大泉洋としての父親像
映画を通じて、自分の父親の世代の強さを再確認したという大泉さん。ではご自身のことは、どんな父親だと思っているのだろうか。
「ひと言で言えば、やはりダメな父親なのかなと思います。本当に(苦笑)。家族の中でいちばん図体の大きな子供……年々そんな感じになってきていますね」。
あるとき、娘さんが学校に提出する作文を書いていた。家族紹介の作文である。そこにはこんなふうに書いてあった。
──父の愛情はとても深い。それはいつか、私が関わりを避ける日が来ると知っているから。だからこそ父は、今の私との時間をとても大事にしているのだ。でも少し、その気持ちが重たくなっている私がいる──
「愛が深すぎたようです(笑)。ただ人様にお見せするものとしては、この作文は合格かなと思っていて。『その気持ちが重たくなっている私がいる』って……なかなか笑えるじゃないですか。
常々娘には『どうせ人に見せるなら面白いもの、楽しいものにしなさい』と言ってきましたから、それは伝わっていたんだなと」。

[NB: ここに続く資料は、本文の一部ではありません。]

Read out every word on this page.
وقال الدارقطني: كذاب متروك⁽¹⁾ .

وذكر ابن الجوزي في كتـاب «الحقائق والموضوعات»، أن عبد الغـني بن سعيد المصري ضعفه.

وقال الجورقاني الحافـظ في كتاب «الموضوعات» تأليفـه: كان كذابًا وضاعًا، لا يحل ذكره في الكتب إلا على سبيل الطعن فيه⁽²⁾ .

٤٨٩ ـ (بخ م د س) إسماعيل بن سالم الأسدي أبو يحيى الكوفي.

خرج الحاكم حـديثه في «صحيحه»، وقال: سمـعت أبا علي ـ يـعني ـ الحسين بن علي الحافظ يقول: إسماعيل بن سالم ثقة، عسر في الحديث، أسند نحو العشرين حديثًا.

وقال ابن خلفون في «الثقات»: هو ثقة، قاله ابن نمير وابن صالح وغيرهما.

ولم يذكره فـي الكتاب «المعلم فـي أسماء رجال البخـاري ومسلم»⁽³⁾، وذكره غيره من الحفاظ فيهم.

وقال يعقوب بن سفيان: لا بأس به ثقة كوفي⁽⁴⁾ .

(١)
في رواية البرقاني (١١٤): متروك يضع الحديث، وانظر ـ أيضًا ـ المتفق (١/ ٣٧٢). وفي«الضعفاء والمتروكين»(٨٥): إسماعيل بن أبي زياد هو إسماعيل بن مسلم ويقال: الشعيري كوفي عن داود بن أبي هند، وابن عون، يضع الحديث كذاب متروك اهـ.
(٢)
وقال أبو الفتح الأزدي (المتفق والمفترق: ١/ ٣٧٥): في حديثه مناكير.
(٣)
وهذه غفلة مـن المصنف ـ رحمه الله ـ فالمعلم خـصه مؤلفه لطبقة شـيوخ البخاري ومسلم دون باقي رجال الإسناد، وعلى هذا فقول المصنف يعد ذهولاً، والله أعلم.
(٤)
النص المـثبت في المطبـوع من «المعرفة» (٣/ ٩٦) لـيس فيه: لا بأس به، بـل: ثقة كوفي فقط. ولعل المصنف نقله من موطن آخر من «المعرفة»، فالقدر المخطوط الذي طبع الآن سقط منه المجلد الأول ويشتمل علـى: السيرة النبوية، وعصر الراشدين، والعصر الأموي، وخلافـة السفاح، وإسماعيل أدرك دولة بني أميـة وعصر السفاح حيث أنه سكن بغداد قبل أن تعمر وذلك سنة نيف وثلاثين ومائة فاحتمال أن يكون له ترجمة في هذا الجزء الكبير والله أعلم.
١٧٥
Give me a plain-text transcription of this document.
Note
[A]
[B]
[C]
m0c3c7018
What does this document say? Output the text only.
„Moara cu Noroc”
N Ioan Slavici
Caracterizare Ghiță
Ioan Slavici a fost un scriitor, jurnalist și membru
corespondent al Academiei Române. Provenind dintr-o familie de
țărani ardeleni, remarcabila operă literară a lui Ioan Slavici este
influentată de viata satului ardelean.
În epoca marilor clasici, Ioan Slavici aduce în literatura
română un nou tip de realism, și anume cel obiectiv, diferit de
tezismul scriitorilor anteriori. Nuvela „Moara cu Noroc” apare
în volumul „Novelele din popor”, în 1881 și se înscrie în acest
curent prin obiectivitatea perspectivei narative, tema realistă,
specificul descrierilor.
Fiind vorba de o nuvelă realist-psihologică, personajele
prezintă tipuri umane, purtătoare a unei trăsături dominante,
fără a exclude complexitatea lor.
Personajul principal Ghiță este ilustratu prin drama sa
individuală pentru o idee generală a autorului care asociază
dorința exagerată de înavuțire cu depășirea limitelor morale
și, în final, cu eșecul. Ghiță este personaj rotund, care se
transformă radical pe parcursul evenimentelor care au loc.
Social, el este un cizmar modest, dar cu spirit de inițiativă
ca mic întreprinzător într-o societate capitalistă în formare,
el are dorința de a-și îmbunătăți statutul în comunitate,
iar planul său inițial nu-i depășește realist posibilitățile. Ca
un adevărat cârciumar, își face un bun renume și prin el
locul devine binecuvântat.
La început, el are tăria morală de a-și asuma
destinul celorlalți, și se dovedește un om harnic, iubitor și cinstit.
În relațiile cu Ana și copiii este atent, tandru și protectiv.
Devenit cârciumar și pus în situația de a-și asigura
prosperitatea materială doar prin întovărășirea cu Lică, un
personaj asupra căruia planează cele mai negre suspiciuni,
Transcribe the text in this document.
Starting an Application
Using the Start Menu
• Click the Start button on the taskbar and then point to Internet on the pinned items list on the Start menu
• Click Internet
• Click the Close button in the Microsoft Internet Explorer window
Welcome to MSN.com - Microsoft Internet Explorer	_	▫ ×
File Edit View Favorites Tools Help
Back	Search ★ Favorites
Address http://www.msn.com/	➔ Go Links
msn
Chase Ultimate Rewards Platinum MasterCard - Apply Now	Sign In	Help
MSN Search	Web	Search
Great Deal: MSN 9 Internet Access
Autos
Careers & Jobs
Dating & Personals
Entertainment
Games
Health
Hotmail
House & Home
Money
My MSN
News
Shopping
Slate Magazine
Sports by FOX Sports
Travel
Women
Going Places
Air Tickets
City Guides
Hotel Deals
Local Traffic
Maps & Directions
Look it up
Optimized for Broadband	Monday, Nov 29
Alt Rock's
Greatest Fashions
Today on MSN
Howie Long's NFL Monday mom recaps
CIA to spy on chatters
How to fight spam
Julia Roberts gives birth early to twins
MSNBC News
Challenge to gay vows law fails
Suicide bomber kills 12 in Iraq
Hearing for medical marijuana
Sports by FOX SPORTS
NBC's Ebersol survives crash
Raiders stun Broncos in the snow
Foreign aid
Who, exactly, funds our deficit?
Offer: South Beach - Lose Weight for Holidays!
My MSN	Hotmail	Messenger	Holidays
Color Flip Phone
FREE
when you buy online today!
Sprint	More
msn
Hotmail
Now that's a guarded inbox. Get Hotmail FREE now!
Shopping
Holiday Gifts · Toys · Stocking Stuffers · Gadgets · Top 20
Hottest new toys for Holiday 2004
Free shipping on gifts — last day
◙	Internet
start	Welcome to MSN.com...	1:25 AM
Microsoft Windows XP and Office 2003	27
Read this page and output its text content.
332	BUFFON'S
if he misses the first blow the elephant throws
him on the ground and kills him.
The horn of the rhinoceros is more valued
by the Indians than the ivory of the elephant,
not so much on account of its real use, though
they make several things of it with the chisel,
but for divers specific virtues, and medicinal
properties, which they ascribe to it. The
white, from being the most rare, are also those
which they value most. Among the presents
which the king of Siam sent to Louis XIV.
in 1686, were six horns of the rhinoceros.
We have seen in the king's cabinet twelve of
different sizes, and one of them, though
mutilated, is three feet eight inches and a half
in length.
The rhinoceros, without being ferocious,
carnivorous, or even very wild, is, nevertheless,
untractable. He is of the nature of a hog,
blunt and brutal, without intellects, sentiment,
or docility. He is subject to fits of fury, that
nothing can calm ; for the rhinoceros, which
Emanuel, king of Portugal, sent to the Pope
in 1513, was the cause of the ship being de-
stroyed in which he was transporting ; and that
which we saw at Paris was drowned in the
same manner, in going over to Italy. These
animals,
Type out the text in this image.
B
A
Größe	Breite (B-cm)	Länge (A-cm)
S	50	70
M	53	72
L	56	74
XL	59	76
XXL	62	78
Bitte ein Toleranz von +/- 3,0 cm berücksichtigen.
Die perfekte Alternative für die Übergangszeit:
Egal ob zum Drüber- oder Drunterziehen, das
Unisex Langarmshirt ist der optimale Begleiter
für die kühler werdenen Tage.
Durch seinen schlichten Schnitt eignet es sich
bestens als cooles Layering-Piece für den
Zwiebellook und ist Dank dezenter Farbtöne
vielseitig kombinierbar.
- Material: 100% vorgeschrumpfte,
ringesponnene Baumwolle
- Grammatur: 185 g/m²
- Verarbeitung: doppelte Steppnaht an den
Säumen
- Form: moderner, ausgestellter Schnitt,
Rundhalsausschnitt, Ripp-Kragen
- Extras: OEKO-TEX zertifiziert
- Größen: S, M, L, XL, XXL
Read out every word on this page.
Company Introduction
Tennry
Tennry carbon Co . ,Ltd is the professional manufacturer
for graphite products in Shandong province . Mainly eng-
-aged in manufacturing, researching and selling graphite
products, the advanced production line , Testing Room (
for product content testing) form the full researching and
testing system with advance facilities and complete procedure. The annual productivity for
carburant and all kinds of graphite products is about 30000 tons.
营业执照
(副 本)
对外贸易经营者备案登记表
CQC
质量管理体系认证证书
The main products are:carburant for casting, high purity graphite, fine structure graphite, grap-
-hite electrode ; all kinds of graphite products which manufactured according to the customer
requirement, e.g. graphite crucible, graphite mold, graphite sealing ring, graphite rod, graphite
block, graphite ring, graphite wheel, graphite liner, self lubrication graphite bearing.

トミー ヒルフィガーの服を纏って、ポロシャツ、映画、そして家族の楽しい話を聞かせてくれた大泉さん。最後にひとつ、父の日の泣き笑いの思い出を教えてくれた。
「ずいぶん前に舞台の仕事で、長く家を空けていたときがありました。宿泊しているホテルの周りをランニングして帰ってくると、娘からの手紙がフロントに届いていたんです。まだ小さい頃だったな。
走って汗だくでしたから、すぐに部屋に戻って、シャワーを浴びて。早く読みたいからざっと身体だけ拭って、娘からの手紙を開けました。
そこには『パパ、必ず帰ってきてね』と書いてあったんです。永遠の別れでもなんでもないのに“必ず”って。小さい娘のそんな言葉が刺さっちゃって……号泣しました。
ただ客観的に見ると、いい年したおっさんが、素っ裸で手紙を読んで、号泣しているっていう図(笑)。娘の思いに対する感動と、あまりにバカバカしい自分の姿という2つの意味で、とても思い出深い出来事でした」。